De nuevo los Coen son capaces de crear personajes profundos con un par de pinceladas mientras que otros no lo consiguen por muchos brochazos que den. Y aquí reside lo mejor de sus comedias, los personajes, que por sí solos son los que provocan las disparatadas situaciones de sus películas, como ya ocurría en Fargo (1996) y El gran Lebowsky (1998) sin que se note la pluma del guionista ni resultar forzado. Genial es la escena de la celebración del Bar Mitzvah de Danny, que bajo los efectos de la marihuana (recordemos, estamos en los sesenta) contempla toda la acción desenfocada, al igual que nosotros a través de la cámara. Con menos tono sainetesco que su anterior comedia, Quemar después de leer (2008) y más crítica moral, los Coen consiguen reírse de su religión desde dentro, como lo hace Woddy Allen, pero más intensamente, al estilo de la literatura de Philip Roth y su obra El lamento de Portnoy (1969). El prólogo inicial, ambientado en Polonia y hablado en Yiddish, es una secuencia magistral y la síntesis del humor negro de los Coen.
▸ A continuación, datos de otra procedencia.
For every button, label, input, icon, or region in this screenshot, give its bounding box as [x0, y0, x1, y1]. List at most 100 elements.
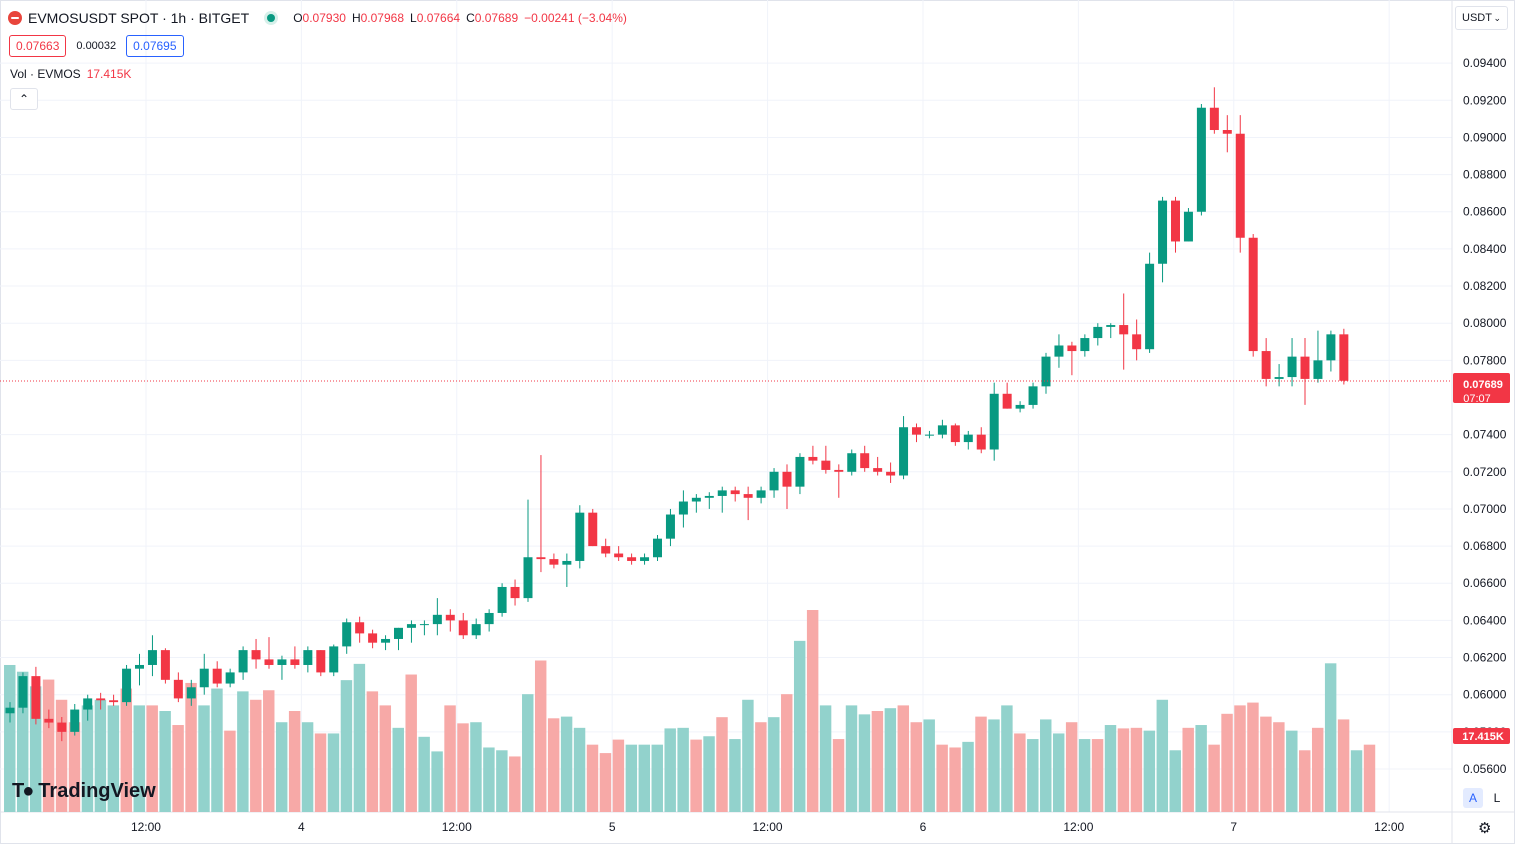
volume-tag	[1453, 728, 1510, 744]
candle-body	[769, 471, 779, 491]
volume-bar	[327, 733, 340, 812]
close-value: 0.07689	[474, 11, 519, 25]
volume-bar	[625, 744, 638, 812]
candle-body	[445, 614, 455, 621]
buy-price-button[interactable]: 0.07695	[126, 35, 184, 57]
volume-bar	[1001, 705, 1013, 812]
volume-bar	[288, 711, 301, 812]
volume-bar	[81, 705, 94, 812]
volume-bar	[29, 686, 42, 812]
volume-bar	[1027, 739, 1039, 812]
volume-bar	[509, 756, 521, 812]
candle-body	[588, 512, 598, 547]
candle-body	[886, 471, 896, 476]
symbol-title[interactable]: EVMOSUSDT SPOT · 1h · BITGET	[28, 10, 250, 26]
candle-body	[1287, 356, 1297, 378]
collapse-legend-button[interactable]: ⌃	[10, 88, 38, 110]
volume-bar	[547, 718, 560, 812]
high-value: 0.07968	[360, 11, 404, 25]
price-tick-label: 0.08200	[1463, 279, 1507, 293]
volume-bars	[4, 610, 1376, 812]
ohlc-legend: O0.07930 H0.07968 L0.07664 C0.07689 −0.0…	[293, 11, 627, 25]
candle-body	[251, 650, 261, 660]
volume-bar	[159, 711, 171, 812]
volume-tag-label: 17.415K	[1462, 731, 1504, 743]
candle-body	[627, 557, 637, 561]
auto-scale-button[interactable]: A	[1463, 788, 1483, 808]
candle-body	[31, 676, 41, 719]
price-tick-label: 0.06000	[1463, 688, 1507, 702]
volume-bar	[1273, 722, 1285, 812]
candle-body	[381, 638, 391, 643]
candle-body	[912, 427, 921, 435]
time-tick-label: 12:00	[442, 820, 472, 834]
tradingview-logo[interactable]: T● TradingView	[12, 780, 156, 803]
candle-body	[601, 546, 611, 554]
volume-bar	[1130, 727, 1143, 812]
chevron-down-icon: ⌄	[1493, 12, 1501, 23]
volume-bar	[599, 753, 612, 812]
volume-bar	[534, 660, 547, 812]
volume-bar	[832, 739, 845, 812]
volume-bar	[172, 725, 184, 812]
currency-selector[interactable]: USDT ⌄	[1455, 6, 1508, 30]
currency-label: USDT	[1462, 12, 1492, 24]
price-tick-label: 0.07000	[1463, 502, 1507, 516]
candle-body	[575, 512, 585, 561]
candle-body	[1171, 200, 1180, 242]
candle-body	[1209, 107, 1219, 131]
candle-body	[122, 668, 132, 703]
candle-body	[1158, 200, 1168, 264]
candle-body	[1067, 345, 1077, 352]
volume-bar	[198, 705, 210, 812]
candle-body	[1274, 377, 1284, 379]
candle-body	[1080, 338, 1090, 352]
volume-bar	[1040, 719, 1052, 812]
candle-body	[1132, 334, 1142, 350]
volume-bar	[1091, 739, 1104, 812]
candle-body	[1015, 404, 1025, 409]
volume-bar	[1065, 722, 1078, 812]
price-tick-label: 0.09400	[1463, 56, 1507, 70]
volume-bar	[1247, 702, 1259, 812]
volume-bar	[314, 733, 327, 812]
candle-body	[782, 471, 792, 487]
price-tick-label: 0.09000	[1463, 130, 1507, 144]
price-tick-label: 0.08800	[1463, 168, 1507, 182]
spread-value: 0.00032	[76, 40, 117, 52]
volume-bar	[1221, 713, 1233, 812]
candle-body	[1222, 130, 1232, 134]
candle-body	[1119, 325, 1129, 335]
candle-body	[471, 624, 481, 636]
candle-body	[225, 672, 235, 684]
price-axis: 0.09400 0.09200 0.09000 0.08800 0.08600 0.084…	[1463, 56, 1507, 776]
candle-body	[1248, 237, 1258, 352]
candle-body	[83, 698, 93, 710]
candle-body	[717, 490, 727, 496]
candle-body	[899, 427, 909, 476]
volume-bar	[94, 699, 107, 812]
candle-body	[135, 664, 144, 669]
candle-body	[937, 425, 947, 435]
candle-body	[1235, 133, 1245, 238]
volume-bar	[107, 705, 120, 812]
volume-bar	[962, 741, 974, 812]
volume-bar	[250, 699, 262, 812]
time-tick-label: 12:00	[131, 820, 161, 834]
volume-bar	[1182, 727, 1194, 812]
volume-bar	[560, 716, 573, 812]
log-scale-button[interactable]: L	[1487, 788, 1507, 808]
candle-body	[1313, 360, 1323, 379]
candle-body	[458, 620, 468, 636]
candle-body	[691, 497, 701, 502]
candle-body	[303, 650, 313, 665]
candle-body	[562, 560, 572, 565]
volume-bar	[742, 699, 754, 812]
volume-bar	[1363, 744, 1376, 812]
volume-bar	[664, 728, 676, 812]
gear-icon[interactable]: ⚙	[1478, 820, 1492, 837]
volume-bar	[806, 610, 819, 812]
candle-body	[419, 624, 429, 626]
sell-price-button[interactable]: 0.07663	[9, 35, 67, 57]
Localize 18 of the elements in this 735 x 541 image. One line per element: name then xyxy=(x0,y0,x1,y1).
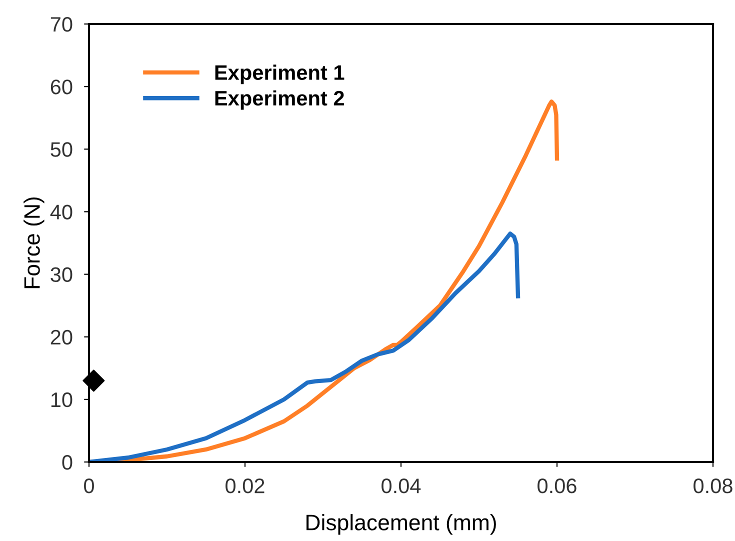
legend-label: Experiment 1 xyxy=(215,64,344,84)
y-tick-label: 10 xyxy=(51,392,72,408)
y-tick-label: 20 xyxy=(50,330,72,345)
y-tick-label: 40 xyxy=(50,204,72,220)
y-tick-label: 30 xyxy=(50,267,72,282)
x-tick-label: 0.04 xyxy=(382,478,421,494)
x-tick-label: 0.02 xyxy=(226,478,264,494)
y-axis-title: Force (N) xyxy=(24,197,44,288)
y-tick-label: 0 xyxy=(62,455,72,470)
x-tick-label: 0.08 xyxy=(694,478,732,494)
x-tick-label: 0.06 xyxy=(538,478,576,494)
line-series xyxy=(89,232,520,462)
x-axis-title: Displacement (mm) xyxy=(306,514,496,535)
legend-label: Experiment 2 xyxy=(215,90,344,110)
y-tick-label: 70 xyxy=(50,17,72,32)
y-tick-label: 60 xyxy=(50,80,72,94)
x-tick-label: 0 xyxy=(84,478,94,494)
y-tick-label: 50 xyxy=(50,142,72,157)
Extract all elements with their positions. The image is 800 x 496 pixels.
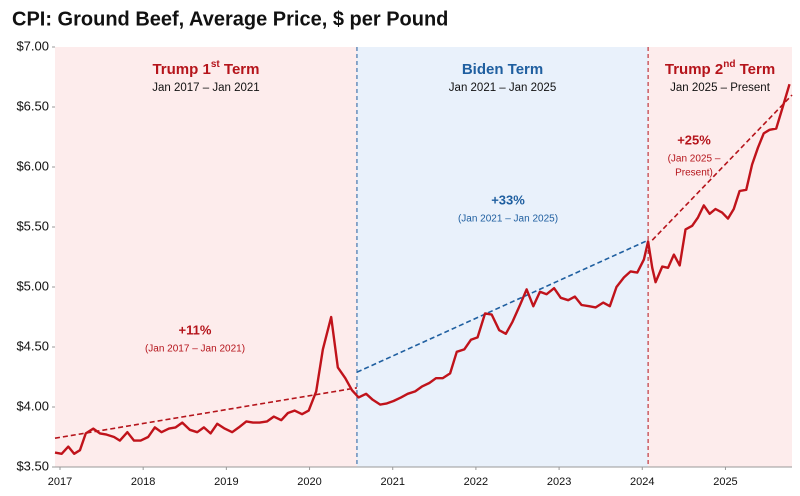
trend-line (356, 239, 649, 373)
region-title: Trump 1st Term (152, 59, 259, 78)
x-tick-label: 2024 (630, 476, 654, 488)
region-title-part: Term (735, 61, 775, 78)
change-label: +25% (677, 132, 711, 147)
x-tick-label: 2018 (131, 476, 155, 488)
change-label: +33% (491, 192, 525, 207)
y-tick-label: $7.00 (16, 38, 49, 53)
y-tick-label: $5.50 (16, 218, 49, 233)
x-tick-label: 2022 (464, 476, 488, 488)
change-period: (Jan 2025 – (668, 154, 721, 165)
change-period: Present) (675, 168, 713, 179)
region-period: Jan 2017 – Jan 2021 (152, 82, 259, 94)
y-tick-label: $4.00 (16, 398, 49, 413)
region-period: Jan 2025 – Present (670, 82, 771, 94)
y-tick-label: $5.00 (16, 278, 49, 293)
change-label: +11% (179, 322, 212, 337)
x-tick-label: 2019 (214, 476, 238, 488)
y-tick-label: $6.50 (16, 98, 49, 113)
region-title-part: Trump 1 (152, 61, 210, 78)
change-period: (Jan 2017 – Jan 2021) (145, 344, 245, 355)
region-title-part: Trump 2 (665, 61, 723, 78)
region-band (55, 47, 357, 467)
region-band (648, 47, 792, 467)
region-title-part: st (211, 59, 221, 70)
region-title-part: Term (220, 61, 260, 78)
region-title: Trump 2nd Term (665, 59, 775, 78)
x-tick-label: 2021 (380, 476, 404, 488)
x-tick-label: 2023 (547, 476, 571, 488)
region-title-part: Biden Term (462, 61, 543, 78)
chart-title: CPI: Ground Beef, Average Price, $ per P… (12, 8, 448, 30)
change-period: (Jan 2021 – Jan 2025) (458, 214, 558, 225)
trend-line (651, 94, 793, 241)
region-band (356, 47, 649, 467)
y-tick-label: $3.50 (16, 458, 49, 473)
region-period: Jan 2021 – Jan 2025 (449, 82, 556, 94)
region-title: Biden Term (462, 61, 543, 78)
region-title-part: nd (723, 59, 735, 70)
price-line (54, 83, 791, 455)
x-tick-label: 2025 (713, 476, 737, 488)
trend-line (54, 387, 358, 439)
y-tick-label: $6.00 (16, 158, 49, 173)
x-tick-label: 2020 (297, 476, 321, 488)
y-tick-label: $4.50 (16, 338, 49, 353)
x-tick-label: 2017 (48, 476, 72, 488)
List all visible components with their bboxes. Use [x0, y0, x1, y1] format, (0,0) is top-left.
Sin embargo, la resolución final parece algo forzada, si bien, las últimas imágenes del film nos recuerdan a los Coen más poéticos. El final puede considerarse abierto, aunque en la cabeza del espectador se cierre, en la inmensa mayoría de los casos, del mismo modo, es decir, lo peor. Pero a lo largo de todo el film hemos asistido a una comedia bastante divertida, surrealista (impagables los sueños de Larry) y por momentos, incluso emotiva y seria, no obstante, el título lo dice todo, Un tipo serio.


Después de alcanzar la gloria hollywoodiense con No es país para viejos (2007), Ethan y Joel Coen, consiguen una obra más que decente, con actores desconocidos para el público mayoritario y con una historia bastante crítica hacia las apariencias de la religión judía entendida desde el punto de vista más ortodoxo. Merece la pena pasar un buen rato y echarse unas risas con los hermanos de Minnesota.